Home-based exercise interventions can also improve physical health outcomes in breast cancer survivors and may be easier for patients to adhere to during chemotherapy [5•]. In a three-arm RCT by Yuen et al., the efficacy of 12-week home-based aerobic versus home-based resistance exercise interventions was compared to usual care [96]. The aerobic intervention reduced patient-reported fatigue, while the resistance intervention improved functional capacity, as measured by the 6-min walk test. Due to the accessibility of home-based exercise interventions, evaluating and improving the impact of these interventions is of high interest. Increasing communication and support through phone calls, emails, and face-to-face sessions with research staff may be ways to increase the overall impact of the home-based interventions [95].

Exercise Guidelines for Breast Cancer Survivors

Participation in physical activity during cancer treatment has been established as both safe and effective for numerous health benefits [1••]. The American College of Sports Medicine encourages individuals undergoing treatment for various types of cancer to aim to achieve the same physical activity guidelines for health as the general population [1••]. These guidelines include 75 to 150 min of moderate- to vigorous-intensity aerobic exercise per week, two to three  days per week of resistance-based training, and flexibility exercises performed daily to maintain range of motion and reduce risk of injury [1••]. It is important to note that when developing an exercise program for cancer survivors, individual differences must be considered and adjusted for when necessary, including individual fitness level, health status, treatment protocols, and side effects, surgeries, and disease stage [1••]. In addition, potential risks related to side effects associated with cancer treatment, such as increased risk of fracture due to hormonal therapies, should be considered when developing an exercise program, as inappropriately performed or planned exercise programs may increase risk of injury [1••]. In summary, physical activity during cancer treatment should be tailored to appropriately suit the individual’s diagnosis, exercise tolerance, and physical ability in order to gain the most benefits and avoid injury.

User-friendly, evidence-based resources around physical activity both during treatment and following treatment are available from the American Cancer Society (http://www.cancer.org/treatment/survivorshipduringandaftertreatment/stayingactive/physical-activity-and-the-cancer-patient).
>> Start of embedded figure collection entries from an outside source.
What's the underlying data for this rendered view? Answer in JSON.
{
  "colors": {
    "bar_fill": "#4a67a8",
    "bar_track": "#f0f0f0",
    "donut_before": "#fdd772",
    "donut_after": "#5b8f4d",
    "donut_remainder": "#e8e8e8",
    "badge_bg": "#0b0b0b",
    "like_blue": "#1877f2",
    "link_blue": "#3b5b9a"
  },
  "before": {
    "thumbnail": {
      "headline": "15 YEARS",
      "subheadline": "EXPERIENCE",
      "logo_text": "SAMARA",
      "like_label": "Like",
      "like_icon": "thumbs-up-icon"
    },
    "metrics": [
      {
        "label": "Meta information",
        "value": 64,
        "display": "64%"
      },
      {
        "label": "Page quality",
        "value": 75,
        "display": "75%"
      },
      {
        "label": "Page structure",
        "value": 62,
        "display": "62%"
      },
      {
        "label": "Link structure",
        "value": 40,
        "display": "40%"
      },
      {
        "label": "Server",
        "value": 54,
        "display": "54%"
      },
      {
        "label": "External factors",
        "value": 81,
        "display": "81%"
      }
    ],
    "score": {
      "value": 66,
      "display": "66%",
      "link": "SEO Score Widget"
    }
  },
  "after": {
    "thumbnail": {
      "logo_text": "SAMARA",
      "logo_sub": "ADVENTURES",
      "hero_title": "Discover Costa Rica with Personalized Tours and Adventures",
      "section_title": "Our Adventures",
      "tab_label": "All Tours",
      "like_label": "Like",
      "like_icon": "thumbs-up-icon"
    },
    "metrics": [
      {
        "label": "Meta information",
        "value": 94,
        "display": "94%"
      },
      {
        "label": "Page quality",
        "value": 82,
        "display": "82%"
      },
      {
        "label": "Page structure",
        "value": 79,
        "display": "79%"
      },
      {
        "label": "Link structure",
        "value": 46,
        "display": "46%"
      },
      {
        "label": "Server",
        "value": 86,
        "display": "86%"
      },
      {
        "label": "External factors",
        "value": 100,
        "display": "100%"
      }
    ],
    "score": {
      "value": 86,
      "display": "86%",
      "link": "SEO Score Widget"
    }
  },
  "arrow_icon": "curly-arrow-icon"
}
An article providing recommendations by an expert panel around lifestyle factors for cancer survivors has recently been updated and published for clinicians [97].

Conclusion

Although direct evidence of the benefit of exercise for clinically relevant cancer and mortality outcomes in breast cancer survivors is currently limited, a number of the reported physical benefits of exercise training have established associations with disability, mortality, and fracture risk in cancer and non-cancer populations. Improvements in cardiorespiratory fitness, muscle strength and lean mass, body composition, cardiovascular risk factors, and bone health are reported benefits of exercise training in breast cancer survivors with established associations with clinical outcomes. However, RCTs with long-term follow-up are required to confirm that the beneficial effect of exercise on these surrogate markers translates to improved clinical outcomes in breast cancer survivors.